Exposes GitHub operations (file access, pull requests, issues, search) to the agent.
{
  "github": {
    "enabled": true,
    "command": "npx",
    "args": ["-y", "@modelcontextprotocol/server-github"],
    "env": {
      "GITHUB_PERSONAL_ACCESS_TOKEN": "YOUR_GITHUB_TOKEN"
    }
  }
}
Create a personal access token with the scopes your agent needs (repo, read:org, etc.).
Routes web search requests through the Brave Search API via an MCP wrapper.
{
  "brave-search": {
    "enabled": true,
    "command": "npx",
    "args": ["-y", "@modelcontextprotocol/server-brave-search"],
    "env": {
      "BRAVE_API_KEY": "YOUR_BRAVE_API_KEY"
    }
  }
}
This is an alternative to the built-in web_search tool — useful if you want to route all web search through a single MCP-managed process.
Lets the agent run read queries against a PostgreSQL database.
{
  "postgres": {
    "enabled": true,
    "command": "npx",
    "args": [
      "-y",
      "@modelcontextprotocol/server-postgres",
      "postgresql://user:password@localhost/dbname"
    ]
  }
}
Replace the connection string with your database credentials. Grant the database user only the privileges the agent needs.

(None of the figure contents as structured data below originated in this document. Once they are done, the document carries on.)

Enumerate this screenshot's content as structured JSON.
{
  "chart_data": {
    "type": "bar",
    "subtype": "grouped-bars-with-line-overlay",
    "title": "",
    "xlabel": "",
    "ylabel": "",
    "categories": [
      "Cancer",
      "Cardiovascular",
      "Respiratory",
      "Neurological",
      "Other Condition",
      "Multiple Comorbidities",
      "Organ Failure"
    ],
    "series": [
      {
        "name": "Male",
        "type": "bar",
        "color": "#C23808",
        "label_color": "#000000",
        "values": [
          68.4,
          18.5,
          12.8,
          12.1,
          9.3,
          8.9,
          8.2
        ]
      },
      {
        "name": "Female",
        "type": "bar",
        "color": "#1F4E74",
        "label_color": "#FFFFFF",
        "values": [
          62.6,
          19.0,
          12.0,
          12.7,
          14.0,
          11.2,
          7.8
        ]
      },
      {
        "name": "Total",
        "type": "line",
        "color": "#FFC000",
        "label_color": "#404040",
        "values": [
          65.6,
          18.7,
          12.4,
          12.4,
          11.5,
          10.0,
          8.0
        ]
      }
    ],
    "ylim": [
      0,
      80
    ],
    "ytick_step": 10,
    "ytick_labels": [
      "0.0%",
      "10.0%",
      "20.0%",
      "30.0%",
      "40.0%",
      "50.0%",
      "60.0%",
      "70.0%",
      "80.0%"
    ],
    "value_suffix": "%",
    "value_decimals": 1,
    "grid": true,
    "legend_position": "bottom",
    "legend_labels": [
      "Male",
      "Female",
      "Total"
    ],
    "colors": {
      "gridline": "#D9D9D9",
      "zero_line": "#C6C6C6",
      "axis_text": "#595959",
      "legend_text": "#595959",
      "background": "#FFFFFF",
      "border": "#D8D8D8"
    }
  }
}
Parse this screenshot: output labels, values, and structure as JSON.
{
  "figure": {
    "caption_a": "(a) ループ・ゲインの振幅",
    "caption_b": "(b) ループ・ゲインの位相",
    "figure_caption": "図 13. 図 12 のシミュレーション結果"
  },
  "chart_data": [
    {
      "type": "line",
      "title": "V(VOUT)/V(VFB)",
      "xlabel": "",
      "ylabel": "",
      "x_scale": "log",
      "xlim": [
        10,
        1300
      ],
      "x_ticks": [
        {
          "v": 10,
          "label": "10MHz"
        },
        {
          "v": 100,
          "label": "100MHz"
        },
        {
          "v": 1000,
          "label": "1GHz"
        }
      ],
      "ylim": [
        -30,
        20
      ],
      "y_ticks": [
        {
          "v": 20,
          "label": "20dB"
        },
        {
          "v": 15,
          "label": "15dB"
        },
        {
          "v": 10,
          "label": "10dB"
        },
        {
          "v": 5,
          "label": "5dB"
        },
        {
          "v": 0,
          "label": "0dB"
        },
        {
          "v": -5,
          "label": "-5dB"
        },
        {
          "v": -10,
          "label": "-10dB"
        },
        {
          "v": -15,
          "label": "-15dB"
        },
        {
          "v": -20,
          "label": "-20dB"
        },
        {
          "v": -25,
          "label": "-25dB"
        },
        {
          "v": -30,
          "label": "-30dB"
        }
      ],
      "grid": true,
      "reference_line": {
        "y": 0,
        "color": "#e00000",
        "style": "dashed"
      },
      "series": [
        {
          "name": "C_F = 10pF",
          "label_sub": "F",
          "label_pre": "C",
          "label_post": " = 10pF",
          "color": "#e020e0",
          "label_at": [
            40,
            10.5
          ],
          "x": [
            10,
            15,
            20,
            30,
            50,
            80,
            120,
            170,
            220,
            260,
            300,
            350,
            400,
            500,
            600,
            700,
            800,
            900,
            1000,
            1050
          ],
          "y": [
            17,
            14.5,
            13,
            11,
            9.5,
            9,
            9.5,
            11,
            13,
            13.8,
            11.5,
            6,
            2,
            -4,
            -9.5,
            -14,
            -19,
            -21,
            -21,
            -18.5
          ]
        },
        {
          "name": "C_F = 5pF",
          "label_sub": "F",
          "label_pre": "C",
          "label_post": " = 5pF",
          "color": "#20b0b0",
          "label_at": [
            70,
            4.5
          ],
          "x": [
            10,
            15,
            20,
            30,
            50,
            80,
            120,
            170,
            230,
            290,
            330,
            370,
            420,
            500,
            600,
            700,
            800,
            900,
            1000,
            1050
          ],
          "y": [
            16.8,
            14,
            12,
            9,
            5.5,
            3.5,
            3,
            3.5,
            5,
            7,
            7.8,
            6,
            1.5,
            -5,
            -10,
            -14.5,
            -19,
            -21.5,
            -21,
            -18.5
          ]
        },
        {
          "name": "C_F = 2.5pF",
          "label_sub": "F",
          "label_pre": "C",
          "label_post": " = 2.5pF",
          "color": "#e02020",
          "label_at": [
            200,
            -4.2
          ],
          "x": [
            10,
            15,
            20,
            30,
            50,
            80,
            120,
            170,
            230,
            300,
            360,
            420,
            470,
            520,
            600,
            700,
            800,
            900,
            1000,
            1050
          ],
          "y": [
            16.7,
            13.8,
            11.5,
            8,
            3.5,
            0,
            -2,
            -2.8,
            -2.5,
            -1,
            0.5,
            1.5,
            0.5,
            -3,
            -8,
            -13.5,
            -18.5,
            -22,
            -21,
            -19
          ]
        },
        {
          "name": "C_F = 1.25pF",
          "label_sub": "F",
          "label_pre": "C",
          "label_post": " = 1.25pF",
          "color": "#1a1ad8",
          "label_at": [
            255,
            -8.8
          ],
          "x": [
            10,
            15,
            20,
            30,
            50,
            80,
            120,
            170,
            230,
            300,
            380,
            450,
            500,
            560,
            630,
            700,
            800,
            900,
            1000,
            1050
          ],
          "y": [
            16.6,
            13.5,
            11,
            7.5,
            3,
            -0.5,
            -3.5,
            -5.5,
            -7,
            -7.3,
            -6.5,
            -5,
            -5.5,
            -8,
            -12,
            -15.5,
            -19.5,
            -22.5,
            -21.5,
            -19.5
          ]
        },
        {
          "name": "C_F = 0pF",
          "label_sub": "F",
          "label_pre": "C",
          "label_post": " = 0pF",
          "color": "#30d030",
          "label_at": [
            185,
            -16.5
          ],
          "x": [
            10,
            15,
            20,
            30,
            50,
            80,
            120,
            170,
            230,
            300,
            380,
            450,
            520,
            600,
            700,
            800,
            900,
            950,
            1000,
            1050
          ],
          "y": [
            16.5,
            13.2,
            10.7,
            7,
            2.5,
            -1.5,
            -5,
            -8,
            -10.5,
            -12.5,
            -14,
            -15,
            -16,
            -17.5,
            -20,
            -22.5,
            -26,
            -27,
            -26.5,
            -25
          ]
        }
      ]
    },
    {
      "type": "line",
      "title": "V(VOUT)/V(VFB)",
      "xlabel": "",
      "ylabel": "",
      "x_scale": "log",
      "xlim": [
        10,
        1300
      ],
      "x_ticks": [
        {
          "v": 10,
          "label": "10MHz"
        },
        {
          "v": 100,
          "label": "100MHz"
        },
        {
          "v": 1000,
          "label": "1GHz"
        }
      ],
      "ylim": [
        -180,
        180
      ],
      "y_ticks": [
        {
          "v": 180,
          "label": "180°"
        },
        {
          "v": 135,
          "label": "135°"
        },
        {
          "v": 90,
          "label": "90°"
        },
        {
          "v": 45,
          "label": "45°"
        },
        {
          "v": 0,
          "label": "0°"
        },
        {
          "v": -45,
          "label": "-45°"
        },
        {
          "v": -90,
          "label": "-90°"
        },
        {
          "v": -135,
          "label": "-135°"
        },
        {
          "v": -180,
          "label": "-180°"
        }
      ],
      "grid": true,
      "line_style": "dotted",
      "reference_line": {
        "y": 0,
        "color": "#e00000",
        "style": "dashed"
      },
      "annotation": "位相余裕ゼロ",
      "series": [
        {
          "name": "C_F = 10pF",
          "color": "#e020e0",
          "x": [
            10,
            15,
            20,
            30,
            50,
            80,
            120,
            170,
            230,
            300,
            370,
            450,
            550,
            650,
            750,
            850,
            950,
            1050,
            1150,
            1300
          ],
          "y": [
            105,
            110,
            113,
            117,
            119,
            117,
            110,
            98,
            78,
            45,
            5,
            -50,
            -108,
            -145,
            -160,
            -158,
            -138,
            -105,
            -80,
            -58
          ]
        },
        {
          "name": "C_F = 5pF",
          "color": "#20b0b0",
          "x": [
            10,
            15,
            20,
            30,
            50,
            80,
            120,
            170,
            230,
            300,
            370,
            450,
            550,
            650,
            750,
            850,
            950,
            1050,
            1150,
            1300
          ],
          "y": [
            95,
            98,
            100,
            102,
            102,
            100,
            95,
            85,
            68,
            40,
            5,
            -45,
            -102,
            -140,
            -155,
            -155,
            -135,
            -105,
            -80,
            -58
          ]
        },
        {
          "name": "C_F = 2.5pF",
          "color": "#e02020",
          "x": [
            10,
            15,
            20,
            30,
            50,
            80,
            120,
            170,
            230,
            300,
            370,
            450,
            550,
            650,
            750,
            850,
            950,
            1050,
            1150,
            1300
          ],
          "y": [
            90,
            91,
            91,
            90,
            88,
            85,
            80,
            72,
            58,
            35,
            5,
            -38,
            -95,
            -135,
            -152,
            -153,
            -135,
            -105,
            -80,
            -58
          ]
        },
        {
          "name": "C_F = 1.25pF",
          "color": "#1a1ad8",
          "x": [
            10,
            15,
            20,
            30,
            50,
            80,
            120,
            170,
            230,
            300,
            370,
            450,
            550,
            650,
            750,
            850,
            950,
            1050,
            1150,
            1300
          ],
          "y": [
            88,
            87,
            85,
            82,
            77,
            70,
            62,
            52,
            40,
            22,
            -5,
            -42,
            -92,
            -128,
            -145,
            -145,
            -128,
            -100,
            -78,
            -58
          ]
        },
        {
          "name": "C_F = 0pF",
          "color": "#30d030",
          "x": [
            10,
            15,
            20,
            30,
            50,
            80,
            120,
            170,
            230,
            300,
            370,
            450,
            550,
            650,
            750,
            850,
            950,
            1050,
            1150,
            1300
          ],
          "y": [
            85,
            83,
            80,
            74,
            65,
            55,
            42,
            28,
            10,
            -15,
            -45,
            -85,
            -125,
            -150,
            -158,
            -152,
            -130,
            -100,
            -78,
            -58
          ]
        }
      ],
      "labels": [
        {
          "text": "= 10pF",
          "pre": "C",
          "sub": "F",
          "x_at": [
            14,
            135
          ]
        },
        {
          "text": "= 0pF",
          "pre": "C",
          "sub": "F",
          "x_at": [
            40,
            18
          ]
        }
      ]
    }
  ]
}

Using environment variables for secrets

Avoid putting secrets directly in args where they may appear in process listings. Use env for inline key/value pairs, or env_file to point to a file outside the config:
{
  "my-server": {
    "enabled": true,
    "command": "npx",
    "args": ["-y", "my-mcp-server"],
    "env_file": "/etc/operator/my-server.env"
  }
}
The .env file format:
# /etc/operator/my-server.env
MY_API_KEY=sk-abc123
DATABASE_URL=postgresql://user:pass@localhost/db
Variables defined in both env and env_file are merged, with env taking precedence.

How tools become available

When Operator OS starts with MCP enabled:
  1. Each enabled server is launched (stdio) or connected to (SSE/HTTP).
  2. The MCP client performs the protocol handshake and fetches the server’s tool list.
  3. Each tool is wrapped in an MCPTool adapter and registered in the global ToolRegistry.
  4. The LLM’s system prompt is updated with the new tool definitions.
If a server fails to connect, its tools are not registered and a warning is logged. The agent continues operating with the remaining tools.